How Might Current Federal Drug Pricing Proposals Impact Medicaid?
Rachel Dolan May 24, 2021
Prescription drug spending has again returned to the policy agenda, with Congress and the Administration developing proposals to target drug prices. Though attention in current federal actions is largely focused on Medicare and private insurance drug prices, federal legislation also has been recently introduced or enacted that would affect Medicaid prescription drug policy. In 2019, Medicaid gross drug spending was $66 billion and $37 billion was offset by rebates, resulting in $29 billion of net spending that is shared by states and the federal government. A separate analysis examines an array of leading federal and state policy drug pricing proposals and implications for Medicaid. A number of these proposals are included in two key bills that have been reintroduced in the 117th Congress: H.R. 3, The Elijah E. Cummings Lower Drug Costs Now Act, passed the house in 2019, it did not become law and has since been reintroduced in the 117th Congress. H.R. 19, The Lower Costs More Cures Act has also been reintroduced (Figure 1).
Among the most notable provisions of H.R. 3 are allowing the government to negotiate drug prices for Medicare, which is not allowed under current law, and levying a penalty on drug prices that rise faster than inflation, both of which will likely affect Medicaid drug rebates. H.R. 3 would grant the Secretary of Health and Human Services (HHS) authority to negotiate prices for between 50 and 250 drugs without market competition, with an upper limit based on prices in a set of foreign countries. The negotiated price would apply to both Medicare and could also be used by commercial payers. There is also an additional penalty on Medicare drugs with prices rising faster than inflation. The Congressional Budget Office estimates that Medicaid direct spending would likely increase by about $2.5 billion due to lower rebate payments and higher launch prices due to the Medicare price negotiation and expanded inflation rebates, but federal spending overall would decrease significantly due to the large amount saved on Medicare drugs. Because Medicaid already receives inflationary rebates on drugs that have had large price increases over time, decreasing those prices may lead to lower rebates for the program. For brand drugs, inflation rebates account for about half of the total rebate Medicaid receives.
H.R. 19 includes provisions that would limit spread pricing by pharmacy benefit managers (PBMs) in Medicaid. Spread pricing refers to the difference between the payment the PBM receives from the state or MCO and the reimbursement amount it pays to the pharmacy. H.R. 19 would eliminate spread pricing in Medicaid by requiring pass-through pricing and only allow PBMs to collect an administrative fee. The version of H.R. 3 that passed the house in 2019 included a ban on spread pricing in Medicaid but the version reintroduced in 2021 does not.
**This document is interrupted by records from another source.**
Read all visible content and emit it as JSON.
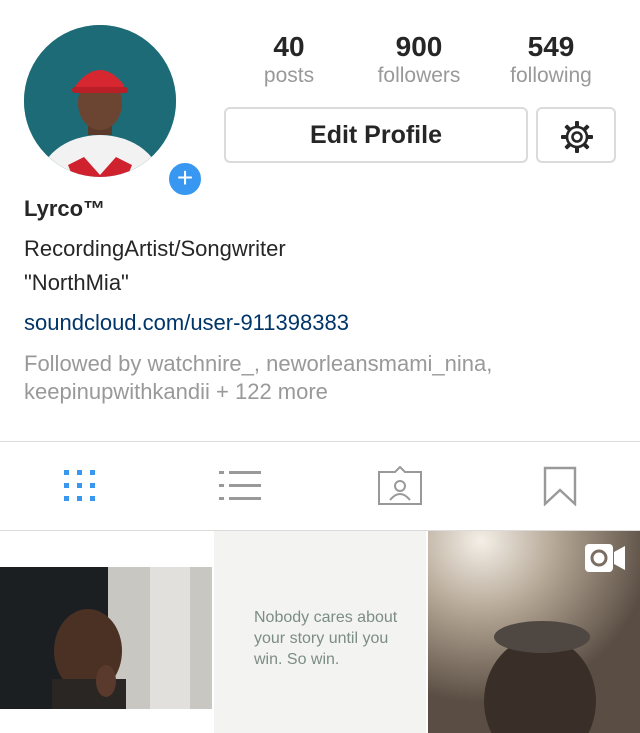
{
  "profile": {
    "stats": [
      {
        "value": "40",
        "label": "posts"
      },
      {
        "value": "900",
        "label": "followers"
      },
      {
        "value": "549",
        "label": "following"
      }
    ],
    "edit_label": "Edit Profile",
    "name": "Lyrco™",
    "bio_line1": "RecordingArtist/Songwriter",
    "bio_line2": "\"NorthMia\"",
    "link": "soundcloud.com/user-911398383",
    "followed_by": "Followed by watchnire_, neworleansmami_nina, keepinupwithkandii + 122 more"
  },
  "tabs": [
    {
      "icon": "grid-icon",
      "active": true
    },
    {
      "icon": "list-icon",
      "active": false
    },
    {
      "icon": "tagged-photos-icon",
      "active": false
    },
    {
      "icon": "bookmark-icon",
      "active": false
    }
  ],
  "grid": {
    "post2_text": "Nobody cares about your story until you win. So win."
  },
  "colors": {
    "accent": "#3897f0",
    "link": "#003569",
    "muted": "#999999",
    "border": "#dbdbdb"
  }
}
Eliminating spread pricing would generate savings for states and the federal government, through lower payments to MCOs or PBMs, approximately $929 million over ten years.
Both H.R. 3 and H.R. 19 would make information about list prices more accessible in an effort to curb drug costs. H.R. 19 includes a number of transparency provisions targeted both at Medicaid and at drug prices overall, including making National Average Drug Acquisition Cost (NADAC, a federal survey of pharmacies that helps states to determine pharmacy acquisition cost) mandatory, increasing oversight of manufacturer reporting for the MDRP, requiring manufacturers to provide notification and justification for certain price increases and for that information to be made available to the public. H.R. 3 would require the HHS Secretary to make the negotiated prices for drugs available to the public and would also require manufacturers to report to the Secretary of HHS to justify certain price increases. The impact of transparency on actual prices is uncertain, and may not produce savings for the Medicaid program unless transparency results in more accurate reimbursement to pharmacies or more accurate price reporting that increases rebates paid to states and the federal government.
H.R. 19 includes other provisions that have implications for Medicaid. H.R. 19 also includes other Medicaid-specific provisions, including collecting data on prescribing patterns and increased oversight of Medicaid pharmacy and therapeutic (P&T) committees. The bill would also create a state option for risk-sharing value-based agreements for curative drugs that would allow states to pay in installments over time.
Both H.R. 3 and H.R. 19 would make significant changes to the Medicare drug benefit and lower out of pocket costs for beneficiaries and people with private insurance, too. The proposals are expected to yield significant federal savings related to Medicare and private insurance, but there are implications for Medicaid as well. H.R. 3 and H.R. 19 have been introduced in the House and referred to committees, but a relatively narrow Democratic majority in the House and even narrower majority in the Senate could make legislative action difficult. However, if drug pricing proposals that offer significant savings, such as H.R. 3, do gain traction, the federal savings could be used as offsets for policies to advance other health care initiatives, such as lowering the age of Medicare eligibility and improving Medicare benefits or covering people in the Medicaid coverage gap.